23h58. Voltei da casa do meu tio afinal. Só que esqueci de levar o celular. O deixei carregando. Sou um estúpido mesmo. Só percebi no caminho. Então nada escrevi lá. Estava faltando luz e a iluminação foi feita toda à luz de velas o que deu um toque especial ao encontro. Devido ao tempo ruim, as vagas se formavam grande e fortes no oceano lá embaixo, um bonito espetáculo. Não aguentei o sono e tirei um cochilo lá no sofá da sala. Foi bom que me revigorou para escrever aqui. Sim, postar a imagem do “mosaico” e o texto produzidos no grupo de arteterapia. Aviso logo que o meu mosaico foi o menos interessante de todos. Aí vão ambos:




“A primeira coisa que me veio à mente foi o meu computador porque ele é a minha ferramenta de trabalho, meu poço de diversão, o que me acalenta a alma. Através do computador me manifesto, me exprimo, opino, nego, compreendo. Através dele me mostro, me revelo. Para mim e para o mundo. Não o meu mundo próximo, íntimo, mas para um mundo mais vasto, desconhecido. Que não conheço, mas me dou a conhecer. As pessoas desse mundo distante me conhecem mais e melhor que as pessoas com quem de fato interajo e coabito. Para estes tenho vergonha de me mostrar assim tão desnudo e transparente. Sou três pessoas, a do mundo que habito, a do mundo virtual e a do mundo dos bonecos. Se busco reconhecimento tal qual eu coloquei no meio da tela? Acho que sim, que tenho essa necessidade, mas essa necessidade é secundária à vontade de simplesmente dizer. Dizer por hábito ou mania ou necessidade ou vontade.”

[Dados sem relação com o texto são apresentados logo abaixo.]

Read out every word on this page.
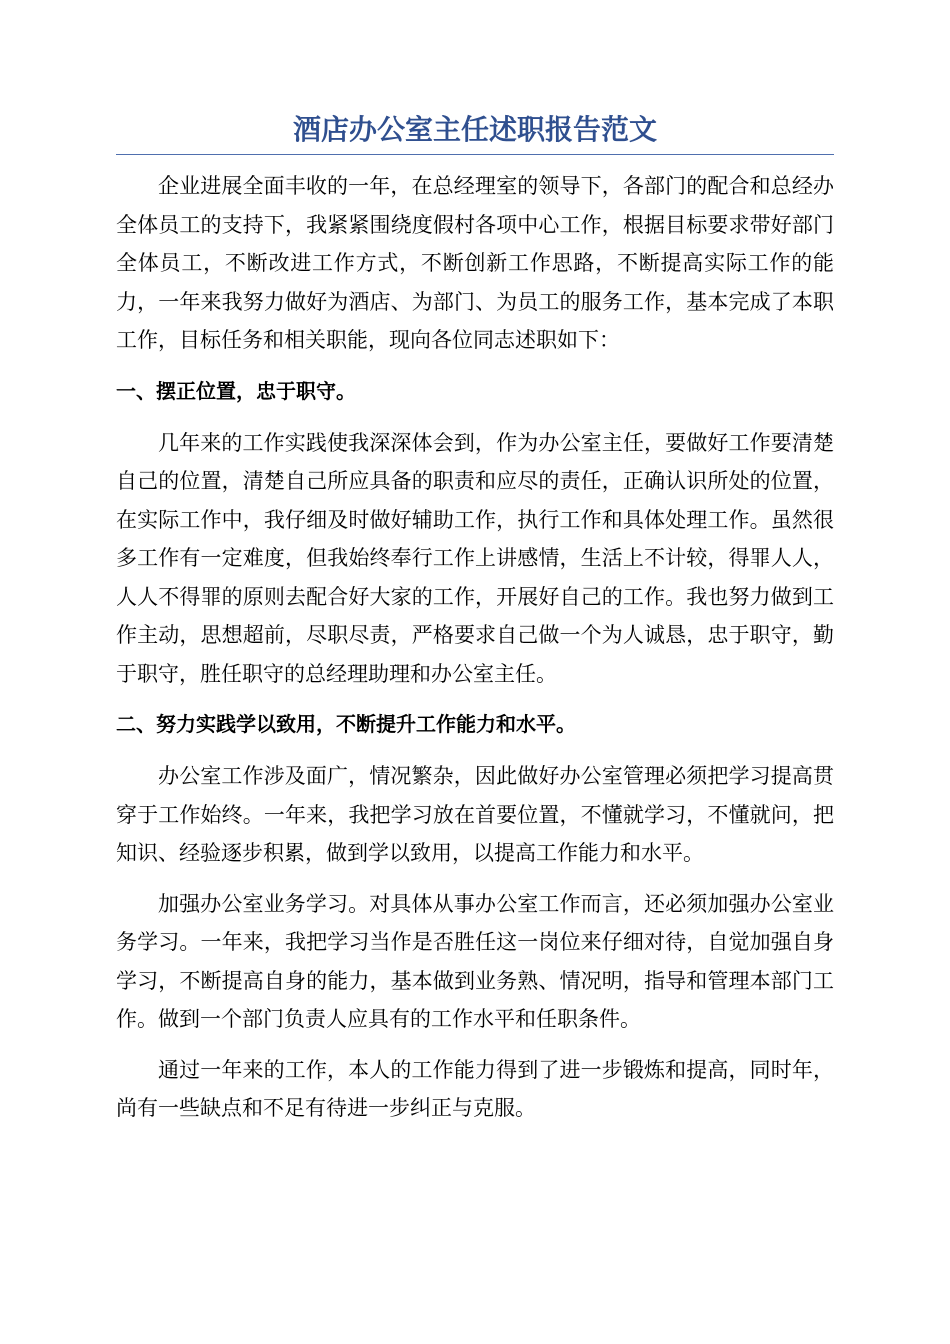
酒店办公室主任述职报告范文

企业进展全面丰收的一年，在总经理室的领导下，各部门的配合和总经办全体员工的支持下，我紧紧围绕度假村各项中心工作，根据目标要求带好部门全体员工，不断改进工作方式，不断创新工作思路，不断提高实际工作的能力，一年来我努力做好为酒店、为部门、为员工的服务工作，基本完成了本职工作，目标任务和相关职能，现向各位同志述职如下：

一、摆正位置，忠于职守。

几年来的工作实践使我深深体会到，作为办公室主任，要做好工作要清楚自己的位置，清楚自己所应具备的职责和应尽的责任，正确认识所处的位置，在实际工作中，我仔细及时做好辅助工作，执行工作和具体处理工作。虽然很多工作有一定难度，但我始终奉行工作上讲感情，生活上不计较，得罪人人，人人不得罪的原则去配合好大家的工作，开展好自己的工作。我也努力做到工作主动，思想超前，尽职尽责，严格要求自己做一个为人诚恳，忠于职守，勤于职守，胜任职守的总经理助理和办公室主任。

二、努力实践学以致用，不断提升工作能力和水平。

办公室工作涉及面广，情况繁杂，因此做好办公室管理必须把学习提高贯穿于工作始终。一年来，我把学习放在首要位置，不懂就学习，不懂就问，把知识、经验逐步积累，做到学以致用，以提高工作能力和水平。

加强办公室业务学习。对具体从事办公室工作而言，还必须加强办公室业务学习。一年来，我把学习当作是否胜任这一岗位来仔细对待，自觉加强自身学习，不断提高自身的能力，基本做到业务熟、情况明，指导和管理本部门工作。做到一个部门负责人应具有的工作水平和任职条件。

通过一年来的工作，本人的工作能力得到了进一步锻炼和提高，同时年，尚有一些缺点和不足有待进一步纠正与克服。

0h12. Pronto foi isto o que produzi na arteterapia de hoje. Nada de muito inusitado, mas vocês, leitores têm o privilégio de acessar partes de mim que a minha própria mãe desconhece. E espero que continue assim.


1h23. Me perdi numa polêmica no mundo dos bonecos. Aparentemente o busto do Hulk não vai ser numerado. E ser numerado é algo que agrega valor à estátua, empresta unicidade a cada peça. Além do que eles não revelaram o material de que ela é feita, se polystone (ideal), resina (aceitável) ou PVC (lixo). Tudo isso me deixa bastante decepcionado com a estátua e com a fabricante, Sideshow. Para ser uma figura tão cara ela deveria ser numerada e feita de polystone. Fiz o meu protesto no site da Sideshow e na maior comunidade de colecionadores do Facebook. Sei que não vai fazer diferença nenhuma, mas precisava tentar. Incrível que mesmo com todos esses percalços, eu não pensei em nenhum momento em desistir da encomenda, mesmo tendo dito exatamente o oposto nos posts, afinal era a forma de fazer algum tipo de terror e pressão.